Mr. Liberal: Why, first let me thank you, Ryan. It's really important to have an open and honest dialogue here, so we can talk about all of the ideas. Ideas are essential and there's nothing more important than talking about them. War is a terrible and tragic thing. We can't have war, unless directly provoked.
Ryan: Interesting commentary. Thanks. And you, Mr. Progressive?
Mr. Progressive: I do agree with my liberal counterpart, war is bad. We should only go to war when we're attacked or when our sovereignty is really threatened - as it was during World War Two, after Japan attacked us and all of our allies were losing the war in Europe. However, it goes beyond "war is bad." There were important facts that this administration ignored going into this war. For starters, we had inspectors in that country with unfettered access, looking for those weapons. We had no evidence to suggest they actually had any. Furthermore, Saddam Hussein was completely contained and no real threat to anyone in the region - and he had nothing to do with 9/11. In fact, al Qaeda and Saddam Hussein were mortal enemies. Even more importantly, while Saddam Hussein was a brutal dictator, we didn't mind it when he was fighting a war against Iran. In fact, we helped him. We don't mind that the current President of Pakistan rules with an iron fist and got there through a military coup, he's our ally. We don't mind a lot of very bad regimes across the world, from China to Saudi Arabia. Why aren't the conservatives advocating regime change there?
What's more offensive than anything, however, is this notion that we could bring another country democracy - especially through war.
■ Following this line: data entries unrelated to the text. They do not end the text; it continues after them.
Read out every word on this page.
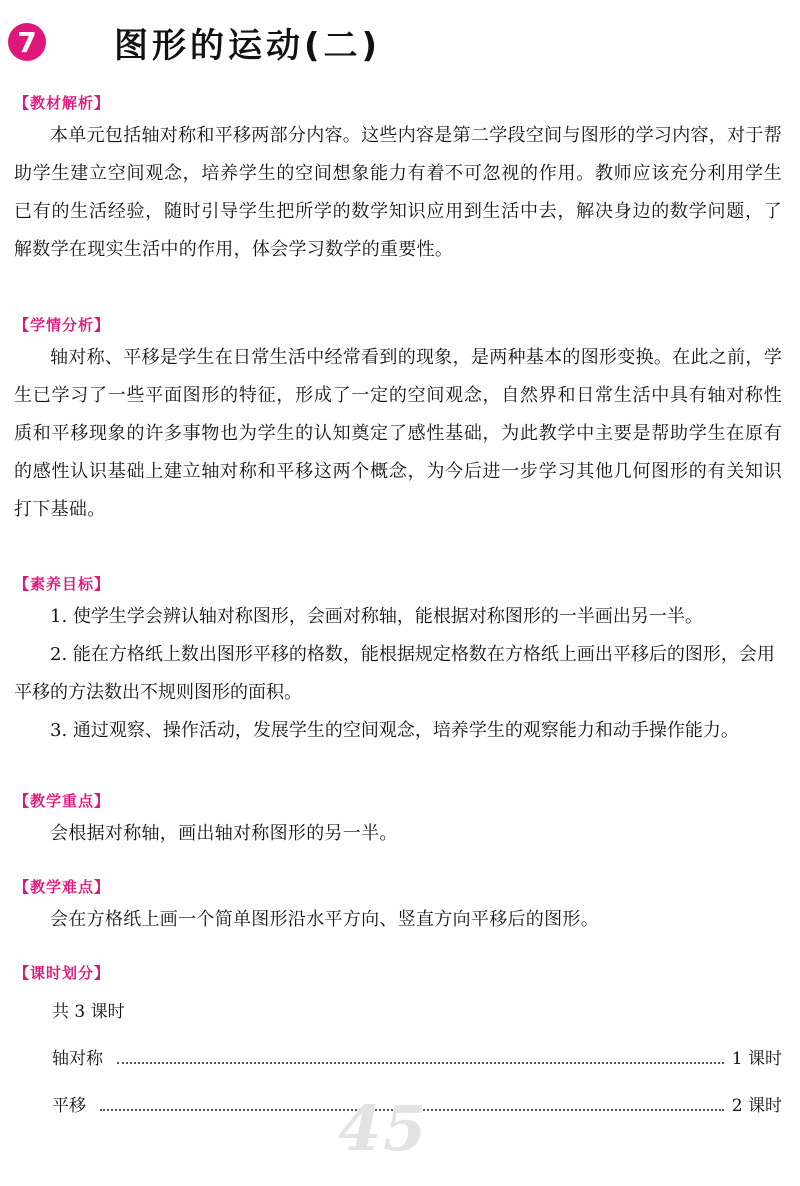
7 图形的运动(二)
【教材解析】

本单元包括轴对称和平移两部分内容。这些内容是第二学段空间与图形的学习内容，对于帮助学生建立空间观念，培养学生的空间想象能力有着不可忽视的作用。教师应该充分利用学生已有的生活经验，随时引导学生把所学的数学知识应用到生活中去，解决身边的数学问题，了解数学在现实生活中的作用，体会学习数学的重要性。

【学情分析】

轴对称、平移是学生在日常生活中经常看到的现象，是两种基本的图形变换。在此之前，学生已学习了一些平面图形的特征，形成了一定的空间观念，自然界和日常生活中具有轴对称性质和平移现象的许多事物也为学生的认知奠定了感性基础，为此教学中主要是帮助学生在原有的感性认识基础上建立轴对称和平移这两个概念，为今后进一步学习其他几何图形的有关知识打下基础。

【素养目标】

1. 使学生学会辨认轴对称图形，会画对称轴，能根据对称图形的一半画出另一半。

2. 能在方格纸上数出图形平移的格数，能根据规定格数在方格纸上画出平移后的图形，会用平移的方法数出不规则图形的面积。

3. 通过观察、操作活动，发展学生的空间观念，培养学生的观察能力和动手操作能力。

【教学重点】

会根据对称轴，画出轴对称图形的另一半。

【教学难点】

会在方格纸上画一个简单图形沿水平方向、竖直方向平移后的图形。

【课时划分】
共 3 课时
轴对称	1 课时
平移	2 课时
45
No one in Iraq was asking for Jeffersonian Democracy, no one was pushing for it. A Democracy is the will of the people and it has to come from that very will. No one who studied the history of Iraq would have ever guessed that Iraq was poised for this new Democracy. If we were concerned with the people of Iraq, we would have tried to lessen their poverty - because, if we want a Democracy in Iraq, a starving, war-torn country in turmoil isn't going to produce it.
Ryan: Thanks for those thoughts, Mr. Progressive. What do you all think about illegal immigration? Three minutes guys.
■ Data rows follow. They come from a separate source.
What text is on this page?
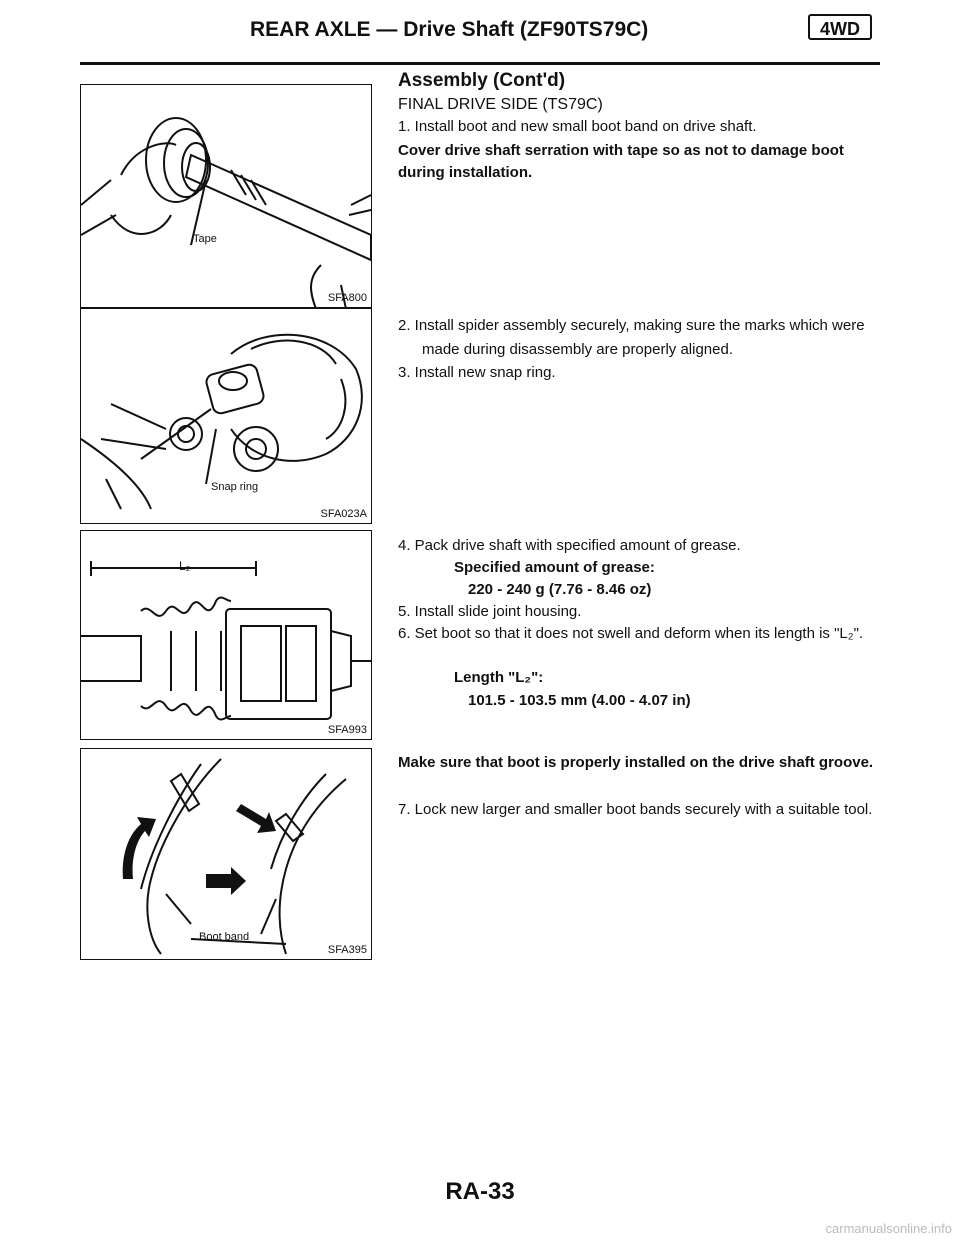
REAR AXLE — Drive Shaft (ZF90TS79C)	4WD
Tape
SFA800
Snap ring
SFA023A
L₂
SFA993
Boot band
SFA395
Assembly (Cont'd)
FINAL DRIVE SIDE (TS79C)
1. Install boot and new small boot band on drive shaft.
Cover drive shaft serration with tape so as not to damage boot during installation.
2. Install spider assembly securely, making sure the marks which were made during disassembly are properly aligned.
3. Install new snap ring.
4. Pack drive shaft with specified amount of grease.
Specified amount of grease:
220 - 240 g (7.76 - 8.46 oz)
5. Install slide joint housing.
6. Set boot so that it does not swell and deform when its length is "L₂".
Length "L₂":
101.5 - 103.5 mm (4.00 - 4.07 in)
Make sure that boot is properly installed on the drive shaft groove.
7. Lock new larger and smaller boot bands securely with a suitable tool.
RA-33
carmanualsonline.info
Mr. Conservative: They broke the law! They're out of our country! Shut down the borders and stop the *cough*br*cough*own*cough* people from coming in, thank you very much.
Mr. Liberal: Obviously, the conditions in Mexico and in Latin America aren't very good. We need to let as many of them in as possible. Immigration is what our country was built on, we shouldn't be afraid of it. Diversity! It's America! See, I'm patriotic too!
Mr. Progressive: The simple fact of the matter is that there are about 12 million undocumented Americans in this country and no feasible way to get rid of them all, even if we wanted to. Sure, illegal immigration sounds bad and maybe they deserve to be sent home, but the simple matter is we need to create a policy that actually works. We're not going to be able to do that if we threaten deportation - and keep doing all these raids that are turning into human rights disasters. They'll go under, we'll never find them and meanwhile they're in danger of exploitation. The current situation is a mess and there are clear solutions to fixing it. Let's get to work.
Ryan: One last question, guys. Oranges or Apples? And why?
Mr. Conservative: Aww, what a sweet question. I love my farming. My Grand Pappy on the farm always used to say, "An Apple a Day Keeps the Dentist Away." Of course, he had dentures. Let me just say one more thing. Brush your teeth, kids and stay off drugs. Oh, and God loves America.
Mr. Liberal: Now, Ryan, how am I supposed to pick between those two lovely fruit? I love visiting the orchards in New England and in Florida. I just love them both.
Mr. Progressive: Um, okay. I wasn't exactly prepared for that question. Oranges, because they taste better. I'll eat an apple if it's fresh and in season.
Ryan: Thank you so much for participating today and pointing out some of the many differences in your points of view. It's important that every American have a basic understanding of what it means to be conservative, liberal and progressive in today's America.